私は『かわいそう』という言葉が元々大嫌い。

特に障害のある息子が出来てから、よく言われる言葉ではある。

『かわいそう』とは、不幸な・良くない・マイナスな状態に対して使われる印象である。

同時に見下されているような気分になる。

障害のある息子は『かわいそう』な存在なのか?

以前、西加奈子さんと日テレの菅谷大介アナウンサーの対談を見て、西さんが仰っていたこの『かわいそう』についての感覚に首が捥げる程頷いたことがある。

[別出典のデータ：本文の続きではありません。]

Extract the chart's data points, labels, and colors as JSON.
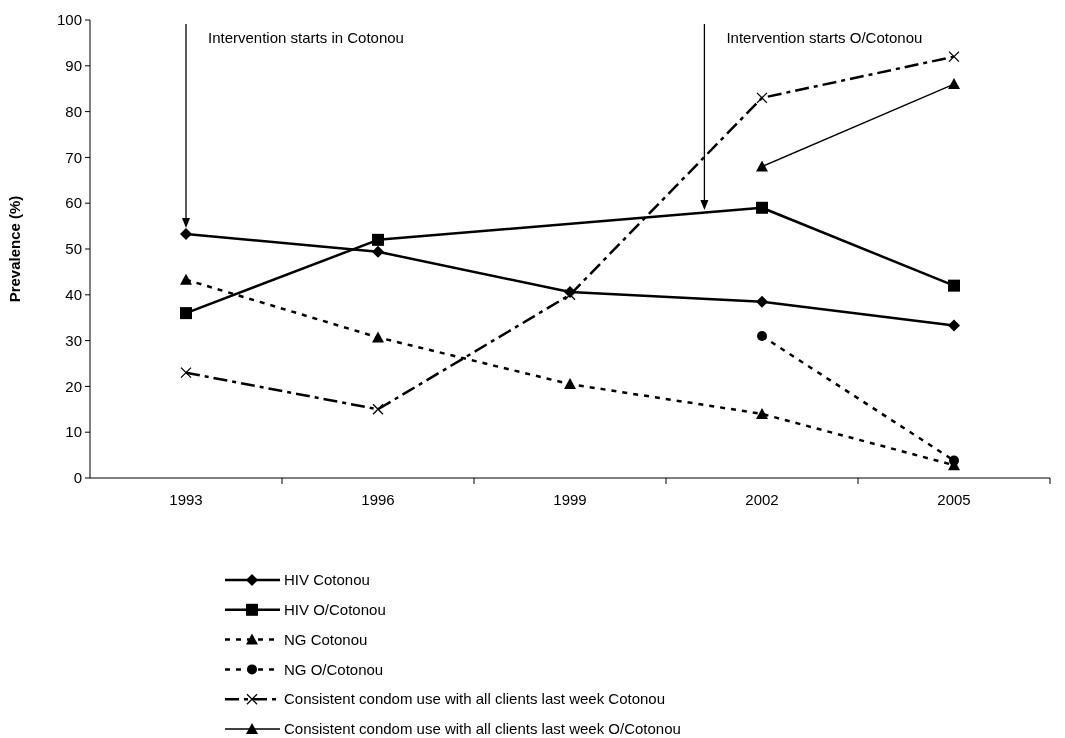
{
  "chart_data": {
    "type": "line",
    "ylabel": "Prevalence (%)",
    "categories": [
      "1993",
      "1996",
      "1999",
      "2002",
      "2005"
    ],
    "ylim": [
      0,
      100
    ],
    "yticks": [
      0,
      10,
      20,
      30,
      40,
      50,
      60,
      70,
      80,
      90,
      100
    ],
    "grid": false,
    "legend": "bottom",
    "annotations": [
      "Intervention starts in Cotonou",
      "Intervention starts O/Cotonou"
    ],
    "series": [
      {
        "name": "HIV Cotonou",
        "color": "#000000",
        "marker": "diamond",
        "line_style": "solid",
        "values": [
          53.3,
          49.4,
          40.6,
          38.5,
          33.3
        ]
      },
      {
        "name": "HIV O/Cotonou",
        "color": "#000000",
        "marker": "square",
        "line_style": "solid",
        "values": [
          36,
          52,
          null,
          59,
          42
        ]
      },
      {
        "name": "NG Cotonou",
        "color": "#000000",
        "marker": "triangle",
        "line_style": "dotted",
        "values": [
          43.3,
          30.7,
          20.5,
          14,
          2.8
        ]
      },
      {
        "name": "NG O/Cotonou",
        "color": "#000000",
        "marker": "circle",
        "line_style": "dotted",
        "values": [
          null,
          null,
          null,
          31,
          3.8
        ]
      },
      {
        "name": "Consistent condom use with all clients last week Cotonou",
        "color": "#000000",
        "marker": "cross",
        "line_style": "dashed",
        "values": [
          23,
          15,
          40,
          83,
          92
        ]
      },
      {
        "name": "Consistent condom use with all clients last week O/Cotonou",
        "color": "#000000",
        "marker": "triangle",
        "line_style": "solid",
        "values": [
          null,
          null,
          null,
          68,
          86
        ]
      }
    ]
  }
}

作家の西加奈子さんはトリプルネガティブという乳がんになりカナダで治療をされ本も出版されている。

西さんは菅谷アナウンサーとの対談の中で

カナダでの治療で医療従事者から

『一度もかわいそうな患者として扱われたことがなかった』と仰っており

それに本当に救われたとのこと。

医師であれ看護師であれ自分以外の人を『かわいそう』と思う権利はない

と言うことを彼ら(医療従事者)は徹底していたと思うと西さんは語っておられる。

それは障害者(児)に対しても同じではないだろうか。

自閉症の息子に例えるなら

自閉症なのね。かわいそうにねぇ。お話できないのね。早くお口から喋れるようになると良いねぇ

と言われがちなところを

そうか!あんた自閉症なんねんな!なんや?!iPadがあればコミュニケーション取れるんやて??イラストや写真で伝えたら分かるんやて??おぉそうかそうか!分かったわ!

みたいな感じだったり

お絵描きもできないし文字も書けないのね。つまらないわねぇ。

と言われがちなところを

ほほー、怪獣並べてんのか?!おもろいな!ほんならわしはウルトラマン並べるで!写真撮ろな!AirDropで送ってくれや!

みたいな感覚なんだろうなぁと想像した。

(西さんの本でカナダ人の医師や看護師との会話が関西弁で表現されている)

※私は関西弁を使わないのでおかしな表現については悪しからずご容赦ください。

他にも対談(動画)の中で共感・共通することが多々あった。

『治そう!』とは言われるけど

『治るよ!』と無責任なことは言われなかったと仰っている。

自閉症も『治る』とか『いつか喋れるようになる』と言う人もいる。

障害は治らない。

無責任なことを言わないで欲しいと思う。


私にも息子を『かわいそう』と思う権利はない。

『かわいい』と思っても『かわいそう』と思うことはない。

障害者=不幸ではない。

不便かもしれないが不幸ではない。

ただツールや手段によって生きやすくする工夫を施すことは出来る。

私はただこの子が生きやすくなるためのサポートを淡々とするだけだ。

つまりは『かわいそう』の中には『不幸だね』と言う哀れみが含まれており、とても失礼に当たる気がするため大嫌いなのだ。

他人の幸不幸は自分の物差しで計るものではない。